Kısa vadeli tahvil faizlerinde görülen keskin düşüş, yatırımcıların güvenli liman varlıklarına yöneldiğini gösterdi. Bu durum, piyasalarda belirsizliğin devam ettiğine işaret ediyor ve Fed’in faiz politikalarına dair beklentileri de doğrudan etkiliyor.
Morgan Stanley: ABD Hisse Senetlerinde Düşüş Devam Edebilir
Morgan Stanley’in kıdemli stratejistlerinden Michael Wilson, ABD hisse senetlerinin önümüzdeki süreçte daha fazla baskı altında kalabileceğini öngördü. Wilson’a göre, ABD’de uygulanan yeni tarifeler ve düşük kamu harcamaları nedeniyle S&P 500 endeksi yılın ilk yarısında 5.500 puana kadar gerileyebilir.
Buna rağmen Wilson, uzun vadede piyasalarda toparlanma yaşanabileceğini düşünüyor. Stratejistin tahminine göre, 2025 yılı sonuna kadar S&P 500 endeksi 6.500 puana kadar yükselebilir. Ancak, bu süreçte piyasalarda yüksek volatilite ve belirsizlikler yaşanabileceği konusunda da uyarıyor.

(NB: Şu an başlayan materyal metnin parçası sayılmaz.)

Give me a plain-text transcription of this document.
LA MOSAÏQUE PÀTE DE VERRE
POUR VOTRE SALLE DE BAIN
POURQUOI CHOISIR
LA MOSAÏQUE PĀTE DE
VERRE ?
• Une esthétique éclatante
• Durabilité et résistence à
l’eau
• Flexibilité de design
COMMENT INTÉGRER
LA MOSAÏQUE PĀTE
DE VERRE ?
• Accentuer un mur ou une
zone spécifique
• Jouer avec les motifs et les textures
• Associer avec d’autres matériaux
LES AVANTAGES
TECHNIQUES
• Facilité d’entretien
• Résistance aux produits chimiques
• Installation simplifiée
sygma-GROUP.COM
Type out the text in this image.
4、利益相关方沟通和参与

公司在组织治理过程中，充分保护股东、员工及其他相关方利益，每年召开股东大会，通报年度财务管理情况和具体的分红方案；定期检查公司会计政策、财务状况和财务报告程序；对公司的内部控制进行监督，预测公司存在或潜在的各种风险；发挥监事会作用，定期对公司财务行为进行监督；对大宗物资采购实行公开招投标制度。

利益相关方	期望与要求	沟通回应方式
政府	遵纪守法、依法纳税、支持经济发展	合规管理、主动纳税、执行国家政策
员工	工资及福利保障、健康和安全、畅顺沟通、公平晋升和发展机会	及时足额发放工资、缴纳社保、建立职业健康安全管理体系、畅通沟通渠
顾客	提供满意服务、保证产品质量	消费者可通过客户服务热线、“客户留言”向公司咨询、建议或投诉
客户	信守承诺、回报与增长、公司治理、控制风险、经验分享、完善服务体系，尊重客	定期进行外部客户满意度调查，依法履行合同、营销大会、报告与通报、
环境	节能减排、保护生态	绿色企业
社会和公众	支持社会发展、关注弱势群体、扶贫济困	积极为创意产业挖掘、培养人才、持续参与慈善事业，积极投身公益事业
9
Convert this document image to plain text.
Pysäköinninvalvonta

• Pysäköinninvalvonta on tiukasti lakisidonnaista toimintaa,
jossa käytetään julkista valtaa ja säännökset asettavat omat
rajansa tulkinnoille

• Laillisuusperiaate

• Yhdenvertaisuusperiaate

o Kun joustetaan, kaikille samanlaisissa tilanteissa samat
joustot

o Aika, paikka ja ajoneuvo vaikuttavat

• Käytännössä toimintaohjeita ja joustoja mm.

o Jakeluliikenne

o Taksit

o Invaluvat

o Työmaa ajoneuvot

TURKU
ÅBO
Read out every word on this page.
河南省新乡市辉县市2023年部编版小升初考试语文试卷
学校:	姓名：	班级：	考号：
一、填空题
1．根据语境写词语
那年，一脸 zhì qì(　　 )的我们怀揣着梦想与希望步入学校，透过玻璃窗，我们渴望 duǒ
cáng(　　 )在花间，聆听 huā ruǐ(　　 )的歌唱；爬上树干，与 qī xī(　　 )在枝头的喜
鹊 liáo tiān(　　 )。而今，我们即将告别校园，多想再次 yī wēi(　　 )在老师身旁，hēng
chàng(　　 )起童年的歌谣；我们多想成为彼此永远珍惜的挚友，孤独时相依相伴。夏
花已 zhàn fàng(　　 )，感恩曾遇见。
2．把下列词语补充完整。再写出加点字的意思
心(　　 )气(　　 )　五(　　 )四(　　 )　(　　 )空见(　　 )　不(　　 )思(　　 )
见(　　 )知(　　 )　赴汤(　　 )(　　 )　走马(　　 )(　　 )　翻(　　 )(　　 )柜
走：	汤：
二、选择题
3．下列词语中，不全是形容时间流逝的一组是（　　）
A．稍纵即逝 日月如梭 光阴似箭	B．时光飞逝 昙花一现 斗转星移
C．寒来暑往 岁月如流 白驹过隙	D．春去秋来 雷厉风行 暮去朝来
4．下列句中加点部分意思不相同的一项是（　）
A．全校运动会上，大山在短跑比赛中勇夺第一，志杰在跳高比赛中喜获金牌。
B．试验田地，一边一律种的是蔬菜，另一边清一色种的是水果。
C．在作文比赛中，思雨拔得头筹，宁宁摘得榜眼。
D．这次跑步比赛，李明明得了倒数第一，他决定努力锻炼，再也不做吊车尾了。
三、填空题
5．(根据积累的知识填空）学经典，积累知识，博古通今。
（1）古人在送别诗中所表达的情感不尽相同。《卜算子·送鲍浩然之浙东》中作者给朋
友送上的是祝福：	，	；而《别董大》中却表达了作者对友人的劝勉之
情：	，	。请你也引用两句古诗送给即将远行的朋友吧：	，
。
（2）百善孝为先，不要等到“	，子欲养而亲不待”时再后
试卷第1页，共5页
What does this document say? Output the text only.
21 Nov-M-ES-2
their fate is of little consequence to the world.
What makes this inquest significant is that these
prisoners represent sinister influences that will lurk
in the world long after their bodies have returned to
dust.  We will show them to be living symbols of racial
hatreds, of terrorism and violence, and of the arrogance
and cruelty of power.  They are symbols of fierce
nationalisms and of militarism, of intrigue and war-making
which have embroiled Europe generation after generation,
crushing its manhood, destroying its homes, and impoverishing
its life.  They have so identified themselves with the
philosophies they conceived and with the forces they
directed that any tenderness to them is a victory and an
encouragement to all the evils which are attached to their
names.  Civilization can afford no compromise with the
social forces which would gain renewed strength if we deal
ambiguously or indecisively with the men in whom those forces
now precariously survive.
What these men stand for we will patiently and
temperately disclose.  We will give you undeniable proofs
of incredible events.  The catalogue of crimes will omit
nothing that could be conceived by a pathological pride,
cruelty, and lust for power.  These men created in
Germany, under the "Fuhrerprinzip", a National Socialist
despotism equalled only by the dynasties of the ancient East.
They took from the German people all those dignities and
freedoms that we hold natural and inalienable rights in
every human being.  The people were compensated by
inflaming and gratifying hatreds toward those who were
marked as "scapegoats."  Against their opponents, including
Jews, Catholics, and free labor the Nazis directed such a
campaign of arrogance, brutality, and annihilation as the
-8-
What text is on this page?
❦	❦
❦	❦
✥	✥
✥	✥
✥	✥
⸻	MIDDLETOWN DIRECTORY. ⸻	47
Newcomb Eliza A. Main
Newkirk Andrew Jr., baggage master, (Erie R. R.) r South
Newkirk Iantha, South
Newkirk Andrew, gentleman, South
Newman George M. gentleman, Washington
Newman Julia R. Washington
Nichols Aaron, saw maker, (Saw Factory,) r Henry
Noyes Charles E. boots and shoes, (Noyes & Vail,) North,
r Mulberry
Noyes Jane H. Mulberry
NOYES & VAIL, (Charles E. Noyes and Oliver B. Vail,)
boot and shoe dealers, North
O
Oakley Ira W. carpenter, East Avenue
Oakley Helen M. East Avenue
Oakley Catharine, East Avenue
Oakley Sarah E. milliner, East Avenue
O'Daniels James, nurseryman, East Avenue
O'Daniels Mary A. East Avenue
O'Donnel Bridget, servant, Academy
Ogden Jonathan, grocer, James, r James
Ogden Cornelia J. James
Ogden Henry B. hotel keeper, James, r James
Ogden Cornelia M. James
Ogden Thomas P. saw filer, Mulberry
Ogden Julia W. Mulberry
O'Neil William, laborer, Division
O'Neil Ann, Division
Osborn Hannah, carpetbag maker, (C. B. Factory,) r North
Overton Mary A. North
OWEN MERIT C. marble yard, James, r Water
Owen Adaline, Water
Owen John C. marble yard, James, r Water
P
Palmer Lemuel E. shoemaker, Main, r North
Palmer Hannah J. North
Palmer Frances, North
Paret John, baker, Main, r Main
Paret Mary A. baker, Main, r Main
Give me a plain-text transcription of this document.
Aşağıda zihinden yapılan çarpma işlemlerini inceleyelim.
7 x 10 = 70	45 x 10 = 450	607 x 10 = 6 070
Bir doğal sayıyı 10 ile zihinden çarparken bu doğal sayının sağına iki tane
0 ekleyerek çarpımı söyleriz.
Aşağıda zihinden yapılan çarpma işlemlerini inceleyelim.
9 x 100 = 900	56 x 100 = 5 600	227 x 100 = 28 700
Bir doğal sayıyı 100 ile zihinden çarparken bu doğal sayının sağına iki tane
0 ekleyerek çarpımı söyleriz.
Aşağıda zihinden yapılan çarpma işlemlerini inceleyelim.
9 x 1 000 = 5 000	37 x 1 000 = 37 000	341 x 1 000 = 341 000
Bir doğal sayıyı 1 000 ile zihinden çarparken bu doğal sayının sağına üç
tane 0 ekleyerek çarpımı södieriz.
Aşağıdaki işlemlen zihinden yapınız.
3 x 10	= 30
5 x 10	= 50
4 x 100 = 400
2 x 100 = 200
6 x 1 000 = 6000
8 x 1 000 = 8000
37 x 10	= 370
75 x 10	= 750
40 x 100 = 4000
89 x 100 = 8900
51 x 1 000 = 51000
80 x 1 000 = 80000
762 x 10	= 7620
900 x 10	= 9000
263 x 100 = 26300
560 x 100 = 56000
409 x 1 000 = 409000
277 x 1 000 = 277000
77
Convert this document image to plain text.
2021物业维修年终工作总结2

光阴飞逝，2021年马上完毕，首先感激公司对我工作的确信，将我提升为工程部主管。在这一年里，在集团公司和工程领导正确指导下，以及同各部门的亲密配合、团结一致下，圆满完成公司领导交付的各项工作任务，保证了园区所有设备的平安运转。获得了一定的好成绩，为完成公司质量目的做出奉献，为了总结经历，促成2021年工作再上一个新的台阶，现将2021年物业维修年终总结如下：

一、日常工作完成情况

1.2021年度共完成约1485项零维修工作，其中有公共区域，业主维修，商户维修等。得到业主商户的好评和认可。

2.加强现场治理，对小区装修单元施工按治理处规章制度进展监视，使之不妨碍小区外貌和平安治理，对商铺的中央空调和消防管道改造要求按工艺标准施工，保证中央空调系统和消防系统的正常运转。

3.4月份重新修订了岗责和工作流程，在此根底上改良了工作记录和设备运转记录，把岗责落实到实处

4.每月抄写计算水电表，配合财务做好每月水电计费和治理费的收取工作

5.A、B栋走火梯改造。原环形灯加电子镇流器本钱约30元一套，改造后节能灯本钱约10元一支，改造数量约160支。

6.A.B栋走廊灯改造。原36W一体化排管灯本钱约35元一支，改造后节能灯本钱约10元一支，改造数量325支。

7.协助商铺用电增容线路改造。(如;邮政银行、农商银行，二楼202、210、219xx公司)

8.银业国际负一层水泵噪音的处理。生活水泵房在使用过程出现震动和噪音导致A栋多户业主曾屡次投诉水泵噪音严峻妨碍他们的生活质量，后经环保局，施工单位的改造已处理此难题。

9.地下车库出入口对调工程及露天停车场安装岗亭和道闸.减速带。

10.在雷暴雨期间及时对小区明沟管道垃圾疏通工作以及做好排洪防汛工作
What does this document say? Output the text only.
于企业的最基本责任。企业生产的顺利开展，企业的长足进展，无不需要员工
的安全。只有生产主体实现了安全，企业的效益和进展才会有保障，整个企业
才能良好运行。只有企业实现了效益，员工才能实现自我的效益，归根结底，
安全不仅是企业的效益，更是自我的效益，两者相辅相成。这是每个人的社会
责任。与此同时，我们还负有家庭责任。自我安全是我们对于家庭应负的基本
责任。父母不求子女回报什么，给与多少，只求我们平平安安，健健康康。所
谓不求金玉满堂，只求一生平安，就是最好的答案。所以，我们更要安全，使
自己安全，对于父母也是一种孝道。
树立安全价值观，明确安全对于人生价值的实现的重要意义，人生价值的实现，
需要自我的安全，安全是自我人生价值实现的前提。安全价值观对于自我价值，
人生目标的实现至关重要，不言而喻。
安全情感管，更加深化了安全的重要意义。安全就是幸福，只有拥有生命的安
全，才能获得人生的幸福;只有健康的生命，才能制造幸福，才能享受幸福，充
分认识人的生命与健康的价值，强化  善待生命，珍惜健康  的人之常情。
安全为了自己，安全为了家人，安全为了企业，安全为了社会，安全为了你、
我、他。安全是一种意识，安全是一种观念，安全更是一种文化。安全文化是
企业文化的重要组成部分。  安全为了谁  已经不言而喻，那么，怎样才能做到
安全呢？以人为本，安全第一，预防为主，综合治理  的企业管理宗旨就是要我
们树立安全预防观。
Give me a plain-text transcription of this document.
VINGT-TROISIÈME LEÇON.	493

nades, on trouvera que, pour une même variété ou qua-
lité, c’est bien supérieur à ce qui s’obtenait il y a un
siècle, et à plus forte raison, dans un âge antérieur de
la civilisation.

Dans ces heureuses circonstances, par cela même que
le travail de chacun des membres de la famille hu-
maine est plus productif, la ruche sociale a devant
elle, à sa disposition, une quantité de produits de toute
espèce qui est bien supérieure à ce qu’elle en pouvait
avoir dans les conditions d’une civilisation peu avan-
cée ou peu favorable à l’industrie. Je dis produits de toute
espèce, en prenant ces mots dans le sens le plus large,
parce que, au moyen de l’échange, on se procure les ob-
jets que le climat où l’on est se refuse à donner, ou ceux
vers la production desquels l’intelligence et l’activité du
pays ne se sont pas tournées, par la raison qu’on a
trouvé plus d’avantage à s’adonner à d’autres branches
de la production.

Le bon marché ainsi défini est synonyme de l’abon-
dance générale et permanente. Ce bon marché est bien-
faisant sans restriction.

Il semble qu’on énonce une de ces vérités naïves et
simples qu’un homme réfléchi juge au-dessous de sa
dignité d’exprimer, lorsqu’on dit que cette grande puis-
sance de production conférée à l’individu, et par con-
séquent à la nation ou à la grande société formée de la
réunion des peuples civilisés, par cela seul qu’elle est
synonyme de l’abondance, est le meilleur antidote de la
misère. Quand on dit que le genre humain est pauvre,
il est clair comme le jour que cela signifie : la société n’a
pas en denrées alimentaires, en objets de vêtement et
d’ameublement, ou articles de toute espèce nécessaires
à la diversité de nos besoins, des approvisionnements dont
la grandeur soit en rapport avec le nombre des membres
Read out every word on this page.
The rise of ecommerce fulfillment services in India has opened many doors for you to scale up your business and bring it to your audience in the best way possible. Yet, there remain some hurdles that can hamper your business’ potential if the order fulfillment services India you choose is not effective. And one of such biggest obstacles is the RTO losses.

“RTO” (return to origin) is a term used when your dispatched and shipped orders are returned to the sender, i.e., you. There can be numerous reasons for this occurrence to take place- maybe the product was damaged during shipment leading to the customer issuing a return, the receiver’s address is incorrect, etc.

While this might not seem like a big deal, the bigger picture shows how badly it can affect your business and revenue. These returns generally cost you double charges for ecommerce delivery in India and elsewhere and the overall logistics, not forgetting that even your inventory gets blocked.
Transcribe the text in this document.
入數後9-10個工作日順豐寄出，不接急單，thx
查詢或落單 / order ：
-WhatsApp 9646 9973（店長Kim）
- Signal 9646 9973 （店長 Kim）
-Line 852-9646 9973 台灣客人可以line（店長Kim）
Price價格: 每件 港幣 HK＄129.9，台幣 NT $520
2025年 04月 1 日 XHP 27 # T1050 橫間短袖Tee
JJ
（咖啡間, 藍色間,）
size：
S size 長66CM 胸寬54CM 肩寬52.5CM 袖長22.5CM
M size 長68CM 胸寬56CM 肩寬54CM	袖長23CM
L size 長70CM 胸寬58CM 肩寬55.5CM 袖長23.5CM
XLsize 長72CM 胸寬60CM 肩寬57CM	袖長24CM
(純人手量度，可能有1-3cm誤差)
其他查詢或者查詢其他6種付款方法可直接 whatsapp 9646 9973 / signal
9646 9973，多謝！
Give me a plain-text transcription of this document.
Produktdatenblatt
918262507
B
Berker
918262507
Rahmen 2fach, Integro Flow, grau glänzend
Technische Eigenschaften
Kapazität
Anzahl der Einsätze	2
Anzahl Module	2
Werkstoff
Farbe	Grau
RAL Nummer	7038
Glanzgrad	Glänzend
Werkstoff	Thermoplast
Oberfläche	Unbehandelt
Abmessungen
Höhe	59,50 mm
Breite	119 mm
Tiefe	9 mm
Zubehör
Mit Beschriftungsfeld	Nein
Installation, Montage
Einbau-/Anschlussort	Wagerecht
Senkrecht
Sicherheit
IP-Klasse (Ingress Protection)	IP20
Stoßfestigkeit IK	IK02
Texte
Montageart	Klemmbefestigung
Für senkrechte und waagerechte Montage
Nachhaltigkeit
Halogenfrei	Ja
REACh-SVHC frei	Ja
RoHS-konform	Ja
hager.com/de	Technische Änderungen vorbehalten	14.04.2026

Ayrıca Wilson, “Mevcut riskler dikkate alındığında hisse senetlerinde yüzde 5 civarında bir geri çekilme bekliyoruz. Ancak, daha kötü bir senaryoda bu düşüş yüzde 20’lere kadar ulaşabilir. Şu an için resesyon senaryosunu kesin olarak öngörmüyoruz, ancak piyasalardaki kırılganlık göz ardı edilmemeli” ifadelerini kullandı.
ABD hisse senetleri, son dönemde yüksek değerleme seviyelerinin de etkisiyle uluslararası piyasalara kıyasla zayıf bir performans sergiliyor. Teknoloji hisseleri üzerindeki satış baskısı, yatırımcı güveninin azalmasına neden olurken, yatırımcılar belirsizliklere karşı daha temkinli bir duruş sergiliyor.
ABD Tahvillerinden Çıkışlar, Avrupa Piyasalarına Yaradı
Bu durum avrupa piyasalarına olumlu yansıdı.
5 Mart’ta sona eren dört haftalık dönemde, Avrupa hisse senetlerine Ağustos 2015’ten bu yana görülen en yüksek seviyede, 12 milyar dolarlık sermaye girişi kaydedildi.
Aynı dönemde, Avrupa hisse senetlerine yapılan toplam sermaye girişi, Şubat 2022’den bu yana en yüksek seviyeye ulaştı.
ABD Hazine kağıdı fonlarından ise 1.2 milyar dolar ile 11 haftanın en büyük sermaye çıkışı yaşandı.